Clover/Mesa OpenCL doesn't
)
Clover/Mesa OpenCL doesn't work for anything except card name detection :) really useless
if you have troubles with ROCm, try an alternative https://github.com/pocl/pocl it works well with AMD cards (including Einstein@Home apps)
and there's also a brand new Rusticl/Mesa https://docs.mesa3d.org/rusticl , but I haven't had a chance to test it yet.
ahorek's team
)
Yes, correct. I'm long aware of this. I even did some research and posted on the Fedora community about it. AMD documentation explains it pretty clearly, it's just buried really deep. But, they state explicitly that they are no longer supporting CLover/Mesa OpenCL -- gosh, that must have been 6 years ago or more -- and that, instead, they are supporting OSS OCL via ROCm. That is their official position. Which is how I know this is *supposed* to work, it's just a matter of how much and how well and how that code gets out to end users.
Oh, now that's very interesting. POCL was a problem in the past. It was just like CLover in that BOINC would detect it and not be able to use it. I guess I could try it again.
Rusticl sounds very interesting to. Not sure how that could help BOINC, but, good to know. Keep meaning to teach myself Rust. It's on the TODO list.

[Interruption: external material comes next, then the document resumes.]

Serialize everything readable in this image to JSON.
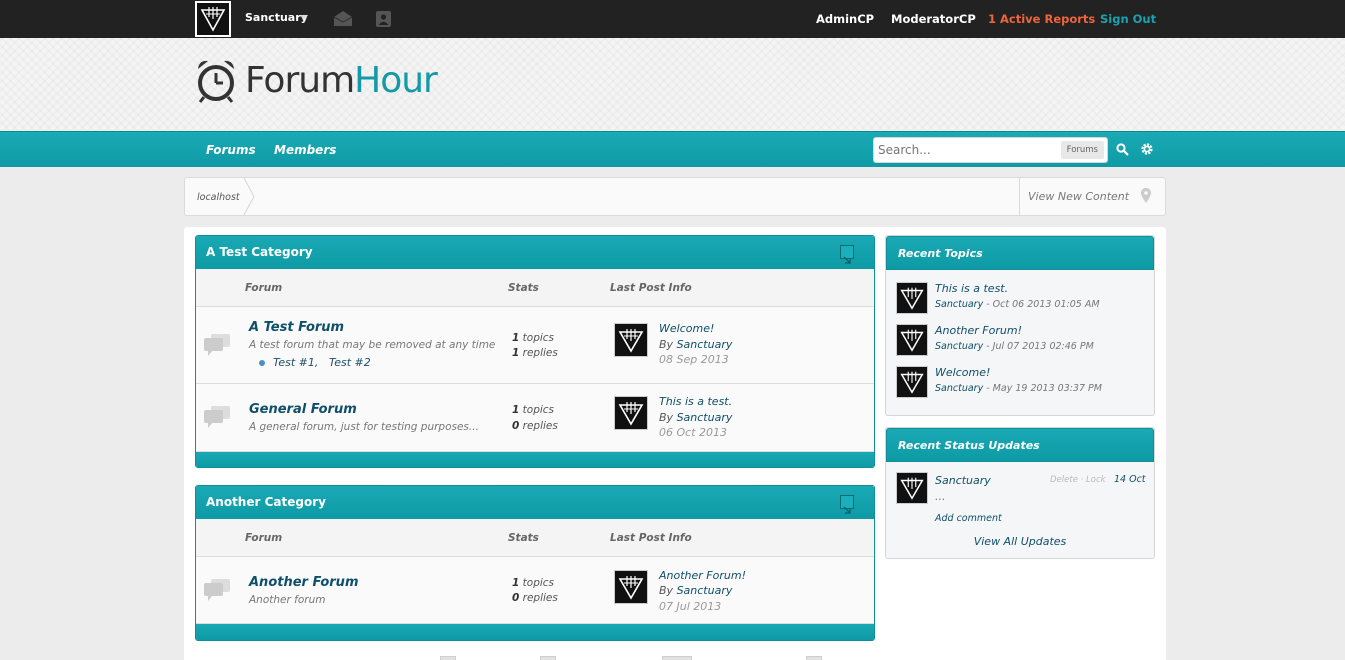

mikey wrote: Have you tried
)
I've been thinking about this over the day. I thought of a couple of problems with this idea, but I also thought of solutions for all of them. The question is, how do I get what you are saying I could get out of it. So, trying Ubuntu means I can use the amdgpu-install. But, it installs a bunch of packages, silently, I think, so then I need to figure out how to get the apt log, which I assume I can do, but I forget how. Then I need to look up the 'provides' list, and filter that for libs. I mean, I think that would help, a little. I guess I could compare that to the same list on my system. Seems like a lot of work, but I don't see anything wrong with that approach, in theory.
I could also be useful just to stress test it that way. At this point, I assume it's not a bad card on delivery, but I also cannot be sure it's not. I suppose this would be one way to test. Certainly a better test bed than, say, Windows, for me.
I think what I'm going to do is run down a couple other ideas I have, first. But, I might return to this one. Thanks.
I also have the "opportunity" to talk to the manufacturer's support. I do feel like they own me a little help, considering the price I payed.
So, is anyone using the 7900XT/XTX on Linux, now, for OpenCL crunching? I would love to connect with someone who actually is doing that in this project. I didn't see any on the top 50 machines list, which is where I expected to find them.